2D gel Electrophoresis and Immuno-blot Analysis
Total protein extracts of M. anisopliae were separated using 2-D gel electrophoresis. Allergenic proteins were identified by immuno-blot analysis, using hyperimmune mouse serum against M. anisopliae extract as the primary antibody and anti-mouse IgE as the secondary antibody. Protein spots identified as inducing IgE were excised and in-gel digested. The peptides were extracted and analyzed by MALDI-TOF-MS and ESI-MS/MS. Peptide sequences were analyzed using the MASCOT data mining algorithm.
Mass Spectrometry
All MALDI analyses were acquired on a Bruker Biflex III. Samples were diluted 1:1 in matrix (a -HCCA, 10mg/ml; ACN 50% (v/v); TFA 0.1% (v/v). One microliter of this solution was spotted onto the MALDI target.
All nanospray ESI/MS/MS data were acquired using an Applied Biosystem QSTAR XL equipped with a Proxeon nano-ESI source. Low-energy collision induced dissociation (CID) was preformed using nitrogen as the collision gas.
Results and Discussion
Eight proteins were identified as allergenic proteins, based on IgE reactivity in the immuno-blot assay.
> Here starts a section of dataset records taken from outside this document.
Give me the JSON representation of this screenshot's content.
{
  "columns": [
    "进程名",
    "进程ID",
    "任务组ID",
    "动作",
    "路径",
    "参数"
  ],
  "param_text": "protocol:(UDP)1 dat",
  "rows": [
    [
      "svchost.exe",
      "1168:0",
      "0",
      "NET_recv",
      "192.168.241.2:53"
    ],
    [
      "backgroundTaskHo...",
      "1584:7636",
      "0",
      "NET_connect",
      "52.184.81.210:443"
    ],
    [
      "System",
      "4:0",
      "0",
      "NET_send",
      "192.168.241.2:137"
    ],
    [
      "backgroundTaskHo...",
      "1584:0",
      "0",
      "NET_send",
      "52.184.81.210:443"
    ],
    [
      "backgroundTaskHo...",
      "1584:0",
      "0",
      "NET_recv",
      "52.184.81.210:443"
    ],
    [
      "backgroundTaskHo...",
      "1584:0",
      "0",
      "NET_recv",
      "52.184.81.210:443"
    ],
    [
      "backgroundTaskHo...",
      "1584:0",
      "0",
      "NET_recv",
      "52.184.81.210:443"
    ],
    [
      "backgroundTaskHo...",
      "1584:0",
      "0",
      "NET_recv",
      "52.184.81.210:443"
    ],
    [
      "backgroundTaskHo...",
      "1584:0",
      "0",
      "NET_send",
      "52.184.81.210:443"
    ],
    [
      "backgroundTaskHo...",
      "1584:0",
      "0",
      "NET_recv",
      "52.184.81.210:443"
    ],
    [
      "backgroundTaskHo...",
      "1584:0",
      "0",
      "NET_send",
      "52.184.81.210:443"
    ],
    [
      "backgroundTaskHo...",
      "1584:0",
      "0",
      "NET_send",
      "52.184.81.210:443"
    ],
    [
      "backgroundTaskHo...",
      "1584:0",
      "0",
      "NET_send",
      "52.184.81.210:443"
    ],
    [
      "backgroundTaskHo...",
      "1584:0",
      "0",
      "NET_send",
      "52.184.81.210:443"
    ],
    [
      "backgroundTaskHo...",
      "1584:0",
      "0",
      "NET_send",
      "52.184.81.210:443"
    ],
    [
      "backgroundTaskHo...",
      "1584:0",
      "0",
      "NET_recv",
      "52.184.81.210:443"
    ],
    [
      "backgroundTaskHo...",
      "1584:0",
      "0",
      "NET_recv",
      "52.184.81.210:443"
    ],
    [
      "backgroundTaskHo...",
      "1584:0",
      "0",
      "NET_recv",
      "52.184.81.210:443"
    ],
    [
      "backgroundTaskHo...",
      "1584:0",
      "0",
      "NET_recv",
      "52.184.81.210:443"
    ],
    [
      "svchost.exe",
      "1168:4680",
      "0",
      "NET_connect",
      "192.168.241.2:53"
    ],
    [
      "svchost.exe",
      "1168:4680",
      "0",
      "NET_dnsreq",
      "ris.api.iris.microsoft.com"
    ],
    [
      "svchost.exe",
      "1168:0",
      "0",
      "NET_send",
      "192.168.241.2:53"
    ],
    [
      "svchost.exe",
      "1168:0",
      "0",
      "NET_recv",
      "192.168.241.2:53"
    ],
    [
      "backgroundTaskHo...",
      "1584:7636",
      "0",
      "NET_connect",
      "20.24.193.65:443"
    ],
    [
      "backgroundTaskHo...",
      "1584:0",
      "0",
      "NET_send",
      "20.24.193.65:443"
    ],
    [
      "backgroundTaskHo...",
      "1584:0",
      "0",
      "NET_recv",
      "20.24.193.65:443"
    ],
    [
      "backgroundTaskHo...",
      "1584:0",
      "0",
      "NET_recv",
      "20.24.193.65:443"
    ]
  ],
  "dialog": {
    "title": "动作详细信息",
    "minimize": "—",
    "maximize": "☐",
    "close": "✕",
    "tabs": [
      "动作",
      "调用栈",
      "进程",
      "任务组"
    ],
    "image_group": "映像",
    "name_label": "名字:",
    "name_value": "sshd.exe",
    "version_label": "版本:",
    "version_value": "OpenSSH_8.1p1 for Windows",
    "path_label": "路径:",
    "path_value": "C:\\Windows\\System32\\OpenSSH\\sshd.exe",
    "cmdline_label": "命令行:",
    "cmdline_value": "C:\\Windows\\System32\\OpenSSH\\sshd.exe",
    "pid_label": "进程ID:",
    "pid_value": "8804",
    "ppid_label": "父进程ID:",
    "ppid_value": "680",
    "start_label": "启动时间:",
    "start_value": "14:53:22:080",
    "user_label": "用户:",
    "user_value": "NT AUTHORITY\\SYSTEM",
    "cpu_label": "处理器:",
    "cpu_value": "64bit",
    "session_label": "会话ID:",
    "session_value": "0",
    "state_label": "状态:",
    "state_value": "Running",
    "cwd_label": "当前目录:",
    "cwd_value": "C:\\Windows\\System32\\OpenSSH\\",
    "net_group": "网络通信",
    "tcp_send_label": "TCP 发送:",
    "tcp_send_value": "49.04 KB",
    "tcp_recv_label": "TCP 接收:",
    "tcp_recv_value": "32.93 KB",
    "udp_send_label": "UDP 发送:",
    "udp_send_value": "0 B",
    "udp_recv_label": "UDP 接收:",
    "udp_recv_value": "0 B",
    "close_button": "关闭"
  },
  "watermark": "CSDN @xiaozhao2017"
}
Five of the eight proteins had apparent molecular weights greater than 75 kDa. All the eight proteins have acidic pIs in the range between 4.8 and 5.5. At this time, all eight spots have been excised from the Coomassie stained gel. Protein fingerprints have been obtained for Spots 1, 2, and 5. The mass values have been used to mine the non-redundant databases to identify these allergenic proteins. Based on database mining, the proteins have been determined to be novel and are currently being sequenced by ESI-MS/MS.
Conclusion
In this study, we have clearly demonstrated that exposures to M. anisopliae can induce an allergenic response by the identification of eight proteins that are reactive to IgE antibodies. Three of the identified proteins appear to be novel due to the lack of significant matches when mining the non-redundant databases. Efforts are ongoing to verify that the proteins are novel by amino acid sequencing the observed peptides.
Reference
1. Ward, M.D.; Sailstad, D.M.; Selgrade MJ.K. Toxicol. Sci. 1998, 4,195-203.
2. Stankus, R.P.; O'Neil, C.E. J. Allergy Clin. Immunol. 1988, 81, 563-570.